Tuesday, August 26, 2014

Go Home Feminists, You’re Drunk

                Last week there was a large outcry over a comic book cover by Milo Manara from the upcoming Spider Woman book from Marvel Comics.  It shows the titular hero in a pose that shows off a great deal of her ass as she is climbing over the roof of a building.  Is it cheesecake?  Absolutely.  Is it unnecessary?  Well I guess that depends on your definition of the word. 

For decades, comic books have sexualized, and often over-sexualized women, be they super-heroines or damsels in distress.  Muscle-bound men and large-breasted women in spandex is comics’ stock in trade.  That being said, there are many strong and strong-willed female characters in comics.  Back in the 1970’s and 1980’s, Chris Claremont created so many strong female characters for the X-Men franchise that not only have they mostly overshadowed their male counterparts (aside from Wolverine, that guy will always be more popular than Jesus) but have become popular enough where a group of only X-Women were given their own book (granted it was only a couple years ago, but still).  Even in the context of “team books” like Avengers, X-Men, Justice League, etc., many of the women characters are written as strong, necessary parts of the team.  Where would the Justice League be without Wonder Woman, or the X-Men without Storm, etc., etc.  Did it take superhero comics a long time to take women seriously?  Absolutely, and the 1990’s did not help that with the over-sexualization of the early Image comics, and comics in general does a downright shitty job appealing to women in general, always has, probably always will.  Mainstream comics also does a shitty job appealing to children, failing to realize that once all of their fanboys move out of their mother’s basements and have to start spending money on rent they won’t have the disposable income for comics that young kids might have (of course if they keep over-inflating the prices of these books they will price their way right out of that as well). 


It's not just the ladies that get posed with their asses in the air. Manara's cover on the left and a J. Scott Campbell cover from the mid 2000's (I believe) on the right.

What I’m trying to say, in my usual long-winded way, is that a picture of Spider Woman’s ass is not an overt attack on women, it’s cheesecake.  And it’s cheesecake from an artist that is known for his erotic comics.  Seriously.  Look him up, but take your safesearch off first or you won’t understand, nor will you find many images I’m assuming.  That’s like being pissed that you went to KFC and got a shitty hamburger.  They specialize in chicken, that’s why you go there.  You don’t commission art from Manara and expect anything but the female form in all its glory.  It’s cheesecake in an industry that was built on cheesecake.  If you don’t like it, don’t buy it.  Plus, it’s a comic cover, it will be on the shelf for three months, tops, then fade into obscurity.  Instead of celebrating the fact that a fan-favorite female character is getting her own series, feminists (many of whom probably do not read comics anyway) attack the fact that one picture, a variant cover no less, is not up to their lofty standards of what women superheroes should look like.  My answer to that is, draw your own superheroine.  Market her, sell her, and profit off of her, instead of inciting anger over something as silly as the fact that too much of a character’s ass is showing.

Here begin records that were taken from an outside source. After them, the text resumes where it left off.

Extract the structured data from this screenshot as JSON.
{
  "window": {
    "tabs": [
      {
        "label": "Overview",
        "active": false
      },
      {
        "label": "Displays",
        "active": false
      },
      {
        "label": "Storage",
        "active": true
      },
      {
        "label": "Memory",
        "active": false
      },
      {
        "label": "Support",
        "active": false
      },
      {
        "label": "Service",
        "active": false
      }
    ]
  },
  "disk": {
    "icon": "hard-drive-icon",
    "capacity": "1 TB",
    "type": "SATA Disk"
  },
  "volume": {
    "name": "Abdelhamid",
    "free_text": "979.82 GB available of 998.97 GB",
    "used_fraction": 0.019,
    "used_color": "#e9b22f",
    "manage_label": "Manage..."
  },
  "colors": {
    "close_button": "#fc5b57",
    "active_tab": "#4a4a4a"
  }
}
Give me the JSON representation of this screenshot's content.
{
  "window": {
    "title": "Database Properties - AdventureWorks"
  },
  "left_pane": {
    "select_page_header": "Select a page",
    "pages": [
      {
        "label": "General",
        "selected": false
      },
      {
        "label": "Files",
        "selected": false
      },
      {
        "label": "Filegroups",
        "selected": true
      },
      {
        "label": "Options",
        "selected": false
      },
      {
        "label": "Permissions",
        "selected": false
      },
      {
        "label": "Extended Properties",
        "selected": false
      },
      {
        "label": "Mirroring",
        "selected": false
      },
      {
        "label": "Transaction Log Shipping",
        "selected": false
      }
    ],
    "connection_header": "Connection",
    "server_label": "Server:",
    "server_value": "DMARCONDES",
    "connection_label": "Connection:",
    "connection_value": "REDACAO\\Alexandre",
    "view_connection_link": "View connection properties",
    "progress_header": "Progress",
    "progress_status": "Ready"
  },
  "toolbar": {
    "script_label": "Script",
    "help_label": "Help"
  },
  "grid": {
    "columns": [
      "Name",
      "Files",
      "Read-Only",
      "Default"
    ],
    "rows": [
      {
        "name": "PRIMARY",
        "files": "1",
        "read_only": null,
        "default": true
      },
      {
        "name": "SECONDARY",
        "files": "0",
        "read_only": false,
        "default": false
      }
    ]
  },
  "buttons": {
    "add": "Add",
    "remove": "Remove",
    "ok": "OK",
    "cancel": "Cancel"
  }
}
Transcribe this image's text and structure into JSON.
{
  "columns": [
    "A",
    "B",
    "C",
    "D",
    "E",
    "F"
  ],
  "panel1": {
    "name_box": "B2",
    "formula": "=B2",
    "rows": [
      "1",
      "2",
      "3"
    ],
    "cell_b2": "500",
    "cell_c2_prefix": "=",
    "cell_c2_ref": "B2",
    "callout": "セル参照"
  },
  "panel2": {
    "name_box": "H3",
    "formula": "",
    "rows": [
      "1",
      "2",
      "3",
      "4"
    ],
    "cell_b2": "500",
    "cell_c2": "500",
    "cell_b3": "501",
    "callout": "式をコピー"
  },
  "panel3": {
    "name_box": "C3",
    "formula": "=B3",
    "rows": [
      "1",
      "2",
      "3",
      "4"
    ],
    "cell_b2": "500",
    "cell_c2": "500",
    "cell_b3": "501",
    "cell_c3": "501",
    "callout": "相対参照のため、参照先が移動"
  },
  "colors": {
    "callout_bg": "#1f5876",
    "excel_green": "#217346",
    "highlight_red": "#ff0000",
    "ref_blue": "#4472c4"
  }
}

I will admit, I am not someone that keeps up with pop-culture that much, but why is there such a stink being raised about this while Nikki Minaj shakes anything and everything that she has, shows more skin than any superhero this side of Chaos Comics, and spits right in the face of good taste, without so much as a questioning glance?  Are feminists up in arms about this as well, or is it because she is a woman she gets a pass?  Would that mean that if that cover was drawn by a woman that it would be ok?  That there is a double standard, that a man drawing a woman in a scintillating pose is wrong but a woman doing it is empowering?   This is an honest question, please enlighten me.

There are so many things that we can be raging about as a society…is this really the mountain you want to plant your flag on?  I would much rather question Marvel’s choice of giving Greg Land another comic book to draw than the choice of who draws a variant cover.